Louise arrives not long after, she has some gifts from me, and she says she doesn’t want to upset me, I tell her I am not having a good day today, and not to worry about it. She has some beautiful flowers, and vouchers for me, i cant believe how generous everyone is. She also has a necklace, which just makes me cry again, its such a beautiful sentiment, it has an angels wing, a blue stone, and a heart, on the heart is Findley’s name and his date of birth and weight. I am so glad that Louise has come to visit I have a nice time speaking to her, telling her about Findley our journey, what went wrong, and all about how amazing he was and perfect.
Not long after Louise leaves my friend Sammy arrives, its nice to see her, she too has brought some heart felt gifts, one of which is three building blocks with Findley’s names, date of birth and weight on them. Its nice to catch up with Sammy, I speak to her about wanting more family, shes so glad, she was worried that this tragedy would stop me from wanting to try again. Sammy has been my agony aunt ever since James and I started trying for a baby.

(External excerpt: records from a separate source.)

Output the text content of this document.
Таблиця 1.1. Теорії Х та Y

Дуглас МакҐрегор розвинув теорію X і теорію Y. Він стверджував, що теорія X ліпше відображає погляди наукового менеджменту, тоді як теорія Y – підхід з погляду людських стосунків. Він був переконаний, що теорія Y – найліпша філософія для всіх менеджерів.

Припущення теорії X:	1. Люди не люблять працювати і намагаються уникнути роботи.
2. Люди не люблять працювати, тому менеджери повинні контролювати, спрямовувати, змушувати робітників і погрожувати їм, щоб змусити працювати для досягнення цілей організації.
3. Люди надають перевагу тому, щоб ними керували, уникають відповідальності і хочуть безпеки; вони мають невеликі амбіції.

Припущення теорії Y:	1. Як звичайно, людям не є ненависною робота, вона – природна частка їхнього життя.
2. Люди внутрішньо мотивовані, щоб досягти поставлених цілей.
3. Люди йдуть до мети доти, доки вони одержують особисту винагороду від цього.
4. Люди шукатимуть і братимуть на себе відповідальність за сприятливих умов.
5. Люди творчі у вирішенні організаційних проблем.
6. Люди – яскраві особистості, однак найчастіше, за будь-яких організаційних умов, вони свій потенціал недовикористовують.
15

I struggle a little as Sammy moans about how much hard work her little two are, i know its because of her circumstances, her partner works away and she spend all her time being a mummy, she needs some Sammy time. I would totally kill to have a dirty nappy to change, or vomit to clean up.
Its been an emotional day, and I feel like my heart has broken again, I find myself removing my brain from conversations and hiding in my bubble. I spend the rest of the evening colouring in to keep me in the here and now.
The best thing about the busyness of the day, is that I had no time to google, so feel like i have won.